There is a great deal to work through in this piece. I think Gopnik has some helpful words on the teaching style, the personality, of Jesus. To put it plainly, Jesus is enigmatic. He says surprising things. He sometimes goes the opposite direction from what we would think. He reformulates existing conceptions of Jesus.
In addition, Gopnik is surely right about the passion of Christ being at the center of Christianity. This is surely true. His words on that point bear re-reading, because even as professing Christians disagree on the centrality of the crucifixion, an urbane New Yorker with no professed affinity for substitutionary atonement sees the cross as the centerpiece of the Bible.
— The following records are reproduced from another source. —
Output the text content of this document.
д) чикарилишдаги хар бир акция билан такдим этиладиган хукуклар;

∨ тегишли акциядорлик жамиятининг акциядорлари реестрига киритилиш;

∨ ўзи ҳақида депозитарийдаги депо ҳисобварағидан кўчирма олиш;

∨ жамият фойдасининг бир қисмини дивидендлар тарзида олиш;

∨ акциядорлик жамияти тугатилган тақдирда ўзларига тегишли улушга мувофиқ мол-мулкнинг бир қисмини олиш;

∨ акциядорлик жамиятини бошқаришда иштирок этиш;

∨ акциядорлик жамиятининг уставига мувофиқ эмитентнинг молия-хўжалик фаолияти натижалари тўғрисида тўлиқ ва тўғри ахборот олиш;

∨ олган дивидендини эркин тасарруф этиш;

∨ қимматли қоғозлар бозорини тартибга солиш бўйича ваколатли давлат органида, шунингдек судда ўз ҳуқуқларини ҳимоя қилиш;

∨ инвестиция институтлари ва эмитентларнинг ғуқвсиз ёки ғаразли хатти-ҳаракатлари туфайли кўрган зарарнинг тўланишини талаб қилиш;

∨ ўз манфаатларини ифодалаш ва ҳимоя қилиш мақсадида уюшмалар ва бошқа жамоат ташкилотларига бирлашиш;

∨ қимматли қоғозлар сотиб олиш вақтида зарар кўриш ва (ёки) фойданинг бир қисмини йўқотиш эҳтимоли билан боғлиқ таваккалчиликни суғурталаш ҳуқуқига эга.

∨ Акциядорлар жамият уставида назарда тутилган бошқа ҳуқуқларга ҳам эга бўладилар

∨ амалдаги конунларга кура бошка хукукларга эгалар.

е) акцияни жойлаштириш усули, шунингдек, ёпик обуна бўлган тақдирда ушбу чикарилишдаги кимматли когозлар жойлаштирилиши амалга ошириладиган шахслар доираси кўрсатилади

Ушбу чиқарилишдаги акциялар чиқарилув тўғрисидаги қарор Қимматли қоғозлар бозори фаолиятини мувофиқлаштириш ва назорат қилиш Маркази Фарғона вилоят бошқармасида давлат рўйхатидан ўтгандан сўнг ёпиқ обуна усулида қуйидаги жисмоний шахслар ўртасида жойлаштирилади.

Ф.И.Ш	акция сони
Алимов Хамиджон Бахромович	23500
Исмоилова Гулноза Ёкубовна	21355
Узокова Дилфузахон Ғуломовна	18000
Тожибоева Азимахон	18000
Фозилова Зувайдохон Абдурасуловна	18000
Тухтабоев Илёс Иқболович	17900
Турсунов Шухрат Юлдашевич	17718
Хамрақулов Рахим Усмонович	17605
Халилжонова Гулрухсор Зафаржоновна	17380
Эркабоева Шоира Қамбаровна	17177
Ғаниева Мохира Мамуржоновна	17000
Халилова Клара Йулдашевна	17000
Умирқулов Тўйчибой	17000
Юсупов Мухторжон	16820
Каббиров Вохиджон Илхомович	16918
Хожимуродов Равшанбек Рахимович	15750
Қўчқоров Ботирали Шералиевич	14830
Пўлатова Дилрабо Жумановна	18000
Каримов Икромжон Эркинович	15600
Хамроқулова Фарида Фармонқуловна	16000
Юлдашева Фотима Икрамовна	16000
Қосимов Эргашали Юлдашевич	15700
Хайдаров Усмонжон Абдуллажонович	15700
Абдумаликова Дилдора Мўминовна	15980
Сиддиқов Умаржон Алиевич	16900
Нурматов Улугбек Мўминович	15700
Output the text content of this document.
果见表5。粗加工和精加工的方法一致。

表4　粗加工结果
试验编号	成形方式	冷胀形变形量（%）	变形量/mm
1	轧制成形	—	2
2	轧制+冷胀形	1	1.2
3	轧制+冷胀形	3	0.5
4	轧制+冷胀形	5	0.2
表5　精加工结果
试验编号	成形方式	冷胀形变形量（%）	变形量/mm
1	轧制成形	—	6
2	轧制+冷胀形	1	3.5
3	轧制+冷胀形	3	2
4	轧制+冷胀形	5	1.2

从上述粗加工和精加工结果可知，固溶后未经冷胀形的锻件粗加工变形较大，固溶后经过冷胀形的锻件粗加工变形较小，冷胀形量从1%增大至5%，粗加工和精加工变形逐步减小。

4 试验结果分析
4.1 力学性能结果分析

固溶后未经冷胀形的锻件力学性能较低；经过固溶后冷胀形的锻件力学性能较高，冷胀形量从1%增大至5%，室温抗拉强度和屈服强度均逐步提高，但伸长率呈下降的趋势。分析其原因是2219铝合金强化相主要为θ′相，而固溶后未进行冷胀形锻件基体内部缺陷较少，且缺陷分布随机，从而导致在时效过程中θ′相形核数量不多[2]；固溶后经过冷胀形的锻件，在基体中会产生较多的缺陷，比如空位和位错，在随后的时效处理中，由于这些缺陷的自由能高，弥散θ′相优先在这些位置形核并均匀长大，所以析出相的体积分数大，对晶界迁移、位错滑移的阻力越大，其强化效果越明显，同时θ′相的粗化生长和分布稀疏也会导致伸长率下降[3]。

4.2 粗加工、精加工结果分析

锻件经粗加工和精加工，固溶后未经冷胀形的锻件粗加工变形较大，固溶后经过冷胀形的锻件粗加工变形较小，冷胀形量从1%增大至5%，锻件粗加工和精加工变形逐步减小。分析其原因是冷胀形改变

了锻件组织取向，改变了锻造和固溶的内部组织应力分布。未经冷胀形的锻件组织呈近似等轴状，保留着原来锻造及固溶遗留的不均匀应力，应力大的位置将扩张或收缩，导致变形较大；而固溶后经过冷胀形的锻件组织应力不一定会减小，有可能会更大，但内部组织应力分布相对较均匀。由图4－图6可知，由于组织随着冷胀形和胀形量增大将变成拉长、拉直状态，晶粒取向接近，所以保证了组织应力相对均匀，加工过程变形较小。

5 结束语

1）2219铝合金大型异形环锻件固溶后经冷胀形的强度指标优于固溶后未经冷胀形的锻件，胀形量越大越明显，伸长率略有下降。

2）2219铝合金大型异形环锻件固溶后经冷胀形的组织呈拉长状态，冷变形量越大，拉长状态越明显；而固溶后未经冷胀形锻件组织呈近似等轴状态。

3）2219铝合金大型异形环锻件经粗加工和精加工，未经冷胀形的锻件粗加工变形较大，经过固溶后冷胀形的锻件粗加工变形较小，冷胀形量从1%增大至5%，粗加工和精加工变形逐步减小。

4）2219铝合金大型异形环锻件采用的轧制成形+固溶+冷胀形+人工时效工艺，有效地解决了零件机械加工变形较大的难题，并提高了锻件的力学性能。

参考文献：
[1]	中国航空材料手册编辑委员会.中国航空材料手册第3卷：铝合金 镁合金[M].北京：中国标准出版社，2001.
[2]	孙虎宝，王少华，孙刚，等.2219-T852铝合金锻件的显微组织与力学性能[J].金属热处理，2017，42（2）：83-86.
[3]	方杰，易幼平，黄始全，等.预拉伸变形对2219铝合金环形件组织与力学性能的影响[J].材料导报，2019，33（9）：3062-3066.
Gopnik has another great insight on the nature of Jesus’ mission. The following could have been written by an evangelical theologian: “He’s interested in saving people living normal lives, buying and selling what they can, rather than in retreating into the company of those who have already arrived at a moral conclusion about themselves.” This is surely right.
In the end, it seems to me that Gopnik gets a good deal right–sometimes movingly so–but also gets a good deal wrong (including central and essential matters). He buys into critical scholarship on Jesus, even as he seems to realize that there is something ethereal, something majestic about the God-man. He asks whether Jesus merely popped up at the right moment in history (and thus we find the significance of His person), yet he closes his piece by noting that there may still “tones” that can be heard from the testimony about Jesus.
Gopnik is seeing something, but only as best as one can see without faith. In reality, Jesus’ mission and message were not enigmatic. They were not open-ended. Jesus was not a “dharma bum”, some kind of first-century postmodern essayist, but very wisdom itself. He was an apocalyptist, but He was also the apocalypse. He not only spoke of the need to get right with God, but became the very means by which sinners are made right with God.
In the end, I was startled to find a modern intellectual, writing for America’s most avant-garde publication, affirm that the cross “is still the point.” On this point, Gopnik is right, and profoundly so. The cross is the point. Jesus is the messiah. Salvation is in Him. He was a great teacher, if a strange one; His legacy is disputed; and yet, as is plainly seen, the pages of Scripture offer, over and over again, from diverse regions and times, the message that God has provided salvation for every man in the form of the Messiah. Gopnik does not know how right he is.